直線的で分析的な左脳を使うのではなく、集合思考を適用するほうがもっと便利です。
- 何の関係もなく思われる情報と刺激の間に関連性を作り出せるようになる。
- 集合思考ができる人は、無秩序の中でも平穏を見つけることができる。
- このバランスと平和のなかで、オープンで、受容的で、興味深々な集合思考を使うひとは、自分の周りにあるすべてを関連付けることができる。得たすべての情報で「遊び」、テストし、放り投げたり、生み出したり、変化させたり…
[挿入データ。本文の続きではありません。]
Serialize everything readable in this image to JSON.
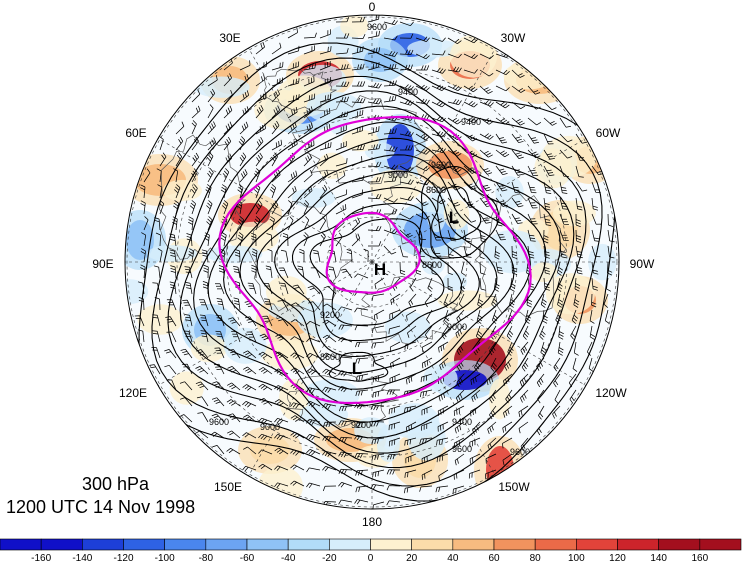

さらに、このようなタイプの人は問題へのひとつの解決策をみつけることにとらわれません。ほとんどの場合、環境に身を任せます。そして、予期せぬこと、アクシデントを受け入れます…
幸運というのはチャンスを逃さないこと
人生でラッキーでいるには、時に都合の良い環境が整っていなくてはいけません。しかし、このような環境が自分の前に現れるためには、脳が他の人が閉ざされた道だと思うところにチャンスを見いだせるようでなくてはいけません。
「最高の幸運は、自分自身で作り出した幸運です。」
-ダグラス・マッカーサー-
ひとつはっきりしておきたいことがあります。幸運は魔法ではありません。偶然というものは存在しますが、特別で素晴らしい脳によってもたらされた「偶然」です。
わたしがもっと信頼しなければいけない偶然です。わたしたちが不安、制限的なふるまい、恐怖、強迫観念から精神を開放するとき、わたしたちの脳は広がり変化します。100%機能し始めます。
こうすることでわたしたちの反応がよくなります。本当のチャンスへ導いてくれる内面的な思慮深い声に耳を傾ける機会を得ることができます。
だから、求める具体的なものを躍起になって探すのはやめましょう。もっと受容的になりましょう。もっと大きな全体像を見るためにです。